The cycle that began with [YOU] on AI explores the boundary between human and machine competence. Soft robotics is where that boundary gets physically intimate: machines that can be worn, that can work in direct contact with the body, that are inherently safe around people because their material properties absorb collision rather than transmitting it. The soft robotic exoskeleton that helps a laborer lift, the wearable system that monitors a patient’s condition, the surgical assistant that steadies a hand: these are the literal superpowers Rus imagines—the machine not as rival but as second skin.
Soft robotics also provides the most concrete demonstration of the morphological-computation principle that runs through physical intelligence: intelligence distributed through the body rather than concentrated in the processor. This is a direct challenge to the screen-centric conception of AI as something that happens in data centers. In soft robotics, the material is the computation, and the body is not a passive vessel for intelligence but a participant in it.
The field emerged as a distinct discipline in the 2000s and 2010s, drawing on silicone molding, pneumatic actuation, and 3D printing to create robots without the rigid links and precise joints of conventional systems. Rus and colleagues at MIT were central to its development, including the SoFi robotic fish—a soft, silicone-tailed robot that swam with real fish along a Pacific coral reef in 2018—and research into soft grippers, wearable robotic systems, and 3D-printed robots that integrate mechanical and electronic components in a single fabrication step.
The intellectual roots are in biology and in the phenomenological recognition that living bodies do computation through their shape and material properties, not only through their nervous systems. An octopus’s arm is semi-autonomous; it can grasp and manipulate with relatively little direction from the central brain because the local neural tissue and the mechanical properties of the tentacle itself handle much of the control. Rus’s argument is that artificial machines can and should be designed the same way.

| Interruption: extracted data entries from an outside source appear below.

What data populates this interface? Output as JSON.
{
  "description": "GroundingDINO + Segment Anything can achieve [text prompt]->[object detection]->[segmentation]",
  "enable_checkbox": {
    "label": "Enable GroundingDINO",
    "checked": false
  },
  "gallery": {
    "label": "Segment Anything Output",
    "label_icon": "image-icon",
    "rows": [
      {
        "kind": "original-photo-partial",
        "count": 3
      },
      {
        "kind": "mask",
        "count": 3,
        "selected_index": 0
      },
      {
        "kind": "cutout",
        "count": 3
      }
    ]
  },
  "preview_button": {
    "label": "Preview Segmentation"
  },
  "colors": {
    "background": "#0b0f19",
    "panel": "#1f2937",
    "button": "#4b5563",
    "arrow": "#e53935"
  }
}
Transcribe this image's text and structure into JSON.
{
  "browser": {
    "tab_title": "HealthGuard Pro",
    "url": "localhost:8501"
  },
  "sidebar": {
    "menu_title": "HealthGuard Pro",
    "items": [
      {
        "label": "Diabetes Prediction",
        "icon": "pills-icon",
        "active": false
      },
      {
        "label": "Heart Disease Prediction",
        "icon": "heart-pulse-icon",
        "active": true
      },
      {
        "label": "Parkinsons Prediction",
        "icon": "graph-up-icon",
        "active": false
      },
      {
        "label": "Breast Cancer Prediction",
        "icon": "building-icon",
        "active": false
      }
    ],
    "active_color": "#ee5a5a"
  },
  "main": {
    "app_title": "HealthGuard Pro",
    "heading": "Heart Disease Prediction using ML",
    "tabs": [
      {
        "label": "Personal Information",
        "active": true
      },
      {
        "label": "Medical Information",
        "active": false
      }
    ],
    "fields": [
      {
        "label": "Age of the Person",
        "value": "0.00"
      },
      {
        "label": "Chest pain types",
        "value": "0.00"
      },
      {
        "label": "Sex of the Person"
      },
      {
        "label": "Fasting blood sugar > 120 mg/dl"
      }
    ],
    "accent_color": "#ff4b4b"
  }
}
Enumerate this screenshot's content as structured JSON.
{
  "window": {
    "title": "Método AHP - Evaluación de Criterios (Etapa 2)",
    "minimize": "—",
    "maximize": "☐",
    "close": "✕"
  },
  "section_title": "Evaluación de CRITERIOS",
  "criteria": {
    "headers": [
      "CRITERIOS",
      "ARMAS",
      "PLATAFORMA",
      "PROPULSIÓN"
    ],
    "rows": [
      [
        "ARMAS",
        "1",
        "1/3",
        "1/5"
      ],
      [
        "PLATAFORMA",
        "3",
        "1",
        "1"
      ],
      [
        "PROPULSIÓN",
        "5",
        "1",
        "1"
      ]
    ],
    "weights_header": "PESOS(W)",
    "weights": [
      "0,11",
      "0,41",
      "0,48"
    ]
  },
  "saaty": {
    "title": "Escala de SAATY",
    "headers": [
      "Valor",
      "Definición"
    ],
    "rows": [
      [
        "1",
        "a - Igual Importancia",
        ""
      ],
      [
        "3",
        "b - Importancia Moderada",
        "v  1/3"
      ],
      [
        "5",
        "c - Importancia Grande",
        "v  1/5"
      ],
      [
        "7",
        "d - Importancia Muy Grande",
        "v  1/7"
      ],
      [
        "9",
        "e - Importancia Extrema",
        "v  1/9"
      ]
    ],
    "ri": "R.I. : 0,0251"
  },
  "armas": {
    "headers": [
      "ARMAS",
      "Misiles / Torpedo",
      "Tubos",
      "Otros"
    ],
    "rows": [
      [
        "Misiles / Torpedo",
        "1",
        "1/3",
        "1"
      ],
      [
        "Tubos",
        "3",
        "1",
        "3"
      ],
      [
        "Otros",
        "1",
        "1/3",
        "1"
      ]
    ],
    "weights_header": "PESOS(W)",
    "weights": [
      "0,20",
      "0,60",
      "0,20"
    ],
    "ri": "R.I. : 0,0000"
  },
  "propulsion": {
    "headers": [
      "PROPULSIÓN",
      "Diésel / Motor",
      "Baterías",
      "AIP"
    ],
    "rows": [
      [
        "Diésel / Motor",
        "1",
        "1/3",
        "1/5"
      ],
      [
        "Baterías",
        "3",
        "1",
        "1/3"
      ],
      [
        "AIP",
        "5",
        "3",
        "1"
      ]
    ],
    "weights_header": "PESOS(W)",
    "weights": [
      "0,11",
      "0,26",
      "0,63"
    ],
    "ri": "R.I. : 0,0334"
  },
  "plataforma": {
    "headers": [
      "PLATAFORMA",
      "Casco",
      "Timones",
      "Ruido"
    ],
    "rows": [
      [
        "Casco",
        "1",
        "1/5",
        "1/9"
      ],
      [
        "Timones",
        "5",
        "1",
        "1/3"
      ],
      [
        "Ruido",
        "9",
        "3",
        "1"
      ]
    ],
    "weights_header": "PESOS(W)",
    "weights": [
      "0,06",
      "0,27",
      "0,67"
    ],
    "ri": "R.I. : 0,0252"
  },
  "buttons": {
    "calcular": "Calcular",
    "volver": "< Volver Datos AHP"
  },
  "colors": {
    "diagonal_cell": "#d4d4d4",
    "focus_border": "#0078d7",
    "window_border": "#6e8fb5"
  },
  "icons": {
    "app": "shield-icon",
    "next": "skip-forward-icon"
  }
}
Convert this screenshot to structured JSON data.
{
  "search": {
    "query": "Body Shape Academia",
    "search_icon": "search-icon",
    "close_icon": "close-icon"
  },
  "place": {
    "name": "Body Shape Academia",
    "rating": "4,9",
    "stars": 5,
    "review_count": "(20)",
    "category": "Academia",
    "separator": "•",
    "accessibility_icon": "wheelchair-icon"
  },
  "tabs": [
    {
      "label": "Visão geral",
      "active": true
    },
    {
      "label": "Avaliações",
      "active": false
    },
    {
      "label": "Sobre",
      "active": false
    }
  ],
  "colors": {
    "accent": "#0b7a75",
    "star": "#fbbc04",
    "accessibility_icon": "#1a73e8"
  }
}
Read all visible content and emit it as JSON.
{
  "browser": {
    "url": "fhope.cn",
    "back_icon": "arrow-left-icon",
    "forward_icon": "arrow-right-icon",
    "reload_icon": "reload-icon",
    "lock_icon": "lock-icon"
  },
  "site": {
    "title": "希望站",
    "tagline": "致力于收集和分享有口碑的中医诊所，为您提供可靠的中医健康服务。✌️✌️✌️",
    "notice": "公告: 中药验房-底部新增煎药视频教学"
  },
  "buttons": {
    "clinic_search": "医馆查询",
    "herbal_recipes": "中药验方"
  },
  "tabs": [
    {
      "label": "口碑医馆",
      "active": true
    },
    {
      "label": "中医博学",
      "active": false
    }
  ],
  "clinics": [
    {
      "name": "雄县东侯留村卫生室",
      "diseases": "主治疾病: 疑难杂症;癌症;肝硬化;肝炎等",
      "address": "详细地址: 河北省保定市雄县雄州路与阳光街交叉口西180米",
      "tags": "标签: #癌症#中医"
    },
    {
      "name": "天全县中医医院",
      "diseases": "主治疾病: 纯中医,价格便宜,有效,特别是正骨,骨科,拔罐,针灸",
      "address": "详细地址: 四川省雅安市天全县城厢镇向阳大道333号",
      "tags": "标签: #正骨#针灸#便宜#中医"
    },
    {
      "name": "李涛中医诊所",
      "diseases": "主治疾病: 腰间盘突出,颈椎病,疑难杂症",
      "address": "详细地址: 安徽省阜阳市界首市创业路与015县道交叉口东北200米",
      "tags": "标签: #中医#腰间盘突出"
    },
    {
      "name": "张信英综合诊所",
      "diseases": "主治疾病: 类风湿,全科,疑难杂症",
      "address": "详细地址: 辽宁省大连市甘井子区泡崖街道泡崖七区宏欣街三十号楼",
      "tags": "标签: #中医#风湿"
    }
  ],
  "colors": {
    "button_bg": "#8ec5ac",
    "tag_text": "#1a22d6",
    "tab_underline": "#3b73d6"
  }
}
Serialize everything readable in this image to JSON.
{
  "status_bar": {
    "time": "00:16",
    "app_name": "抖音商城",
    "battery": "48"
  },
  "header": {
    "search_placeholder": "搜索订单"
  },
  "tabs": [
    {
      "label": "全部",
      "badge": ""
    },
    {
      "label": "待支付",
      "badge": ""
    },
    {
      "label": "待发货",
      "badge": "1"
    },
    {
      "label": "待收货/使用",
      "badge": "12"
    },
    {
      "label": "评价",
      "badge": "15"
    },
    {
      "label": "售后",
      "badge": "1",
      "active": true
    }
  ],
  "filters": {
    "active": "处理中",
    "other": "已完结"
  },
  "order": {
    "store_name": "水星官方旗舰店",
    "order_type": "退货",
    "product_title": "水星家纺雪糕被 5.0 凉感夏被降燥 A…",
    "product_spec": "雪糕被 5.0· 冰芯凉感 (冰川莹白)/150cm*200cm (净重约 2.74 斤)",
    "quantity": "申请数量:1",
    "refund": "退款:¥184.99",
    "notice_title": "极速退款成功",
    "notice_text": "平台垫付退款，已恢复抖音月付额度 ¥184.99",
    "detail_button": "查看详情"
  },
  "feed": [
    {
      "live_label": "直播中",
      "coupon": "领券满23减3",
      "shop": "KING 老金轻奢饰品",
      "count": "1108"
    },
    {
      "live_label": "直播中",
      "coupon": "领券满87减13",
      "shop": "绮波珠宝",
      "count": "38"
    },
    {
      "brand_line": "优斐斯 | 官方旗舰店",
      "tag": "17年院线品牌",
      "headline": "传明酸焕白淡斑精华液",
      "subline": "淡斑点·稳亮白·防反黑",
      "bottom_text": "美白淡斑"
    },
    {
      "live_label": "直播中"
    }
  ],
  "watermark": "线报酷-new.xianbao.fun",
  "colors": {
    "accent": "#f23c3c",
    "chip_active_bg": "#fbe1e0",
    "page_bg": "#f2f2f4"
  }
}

Morphological Computation. A soft body that passively conforms to its environment performs computation that a rigid body would require an explicit controller to achieve. The intelligence is distributed into the material. This principle allows soft systems to be simpler, more efficient, and more robust than rigid systems handling the same tasks in unstructured environments.
Safety Through Compliance. A rigid machine with the strength to be useful in physical tasks is a machine that can injure a person in its vicinity. A soft machine, because its structure absorbs and distributes force rather than concentrating it, is intrinsically safer to work alongside. This compliance—the property that makes the machine weaker in some respects—is also the property that opens the full range of human environments to it.

The Body as Second Skin. Rus envisions soft robotic clothing: lightweight wearable systems that could add strength to a laborer, monitor a patient’s vital signs, provide independence to an aging person, or give expert-level feedback to a surgeon or athlete. This is embodied amplification of human capability rather than its replacement—the machine woven so closely into human life that the boundary between person and tool begins to dissolve.
Biological Inspiration. Soft robotics consistently returns to biological models not as metaphors but as engineering blueprints: the silicone fish tail that mimics the undulation of a real fish to move silently through water, the gripper modeled on an octopus’s arm, the wearable system that takes its cues from the mechanics of muscle. Nature has solved the problem of acting effectively in the world using soft, compliant structures, and the field’s working assumption is that these solutions contain architectural lessons applicable to machines.
The central debate is about the trade-offs between compliance and capability: soft systems are safer and more adaptable in unstructured environments, but they are typically weaker, less precise, and harder to control than rigid systems in the tasks where rigid systems excel. Critics argue that the field has produced impressive demonstrations but has not yet delivered the robust, generalizable manipulation capability needed for widespread deployment. Proponents argue that the roadmap is clear—better materials, better sensing built into the body, better control theory for continuum systems—and that the demonstrations already prove the principle. A second debate concerns how to program and control systems with effectively infinite degrees of freedom. Unlike a rigid robot whose configuration is specified by a handful of joint angles, a soft robot can deform in countless ways, and finding the control signals that produce a desired deformation in the presence of real-world uncertainty remains an open research problem.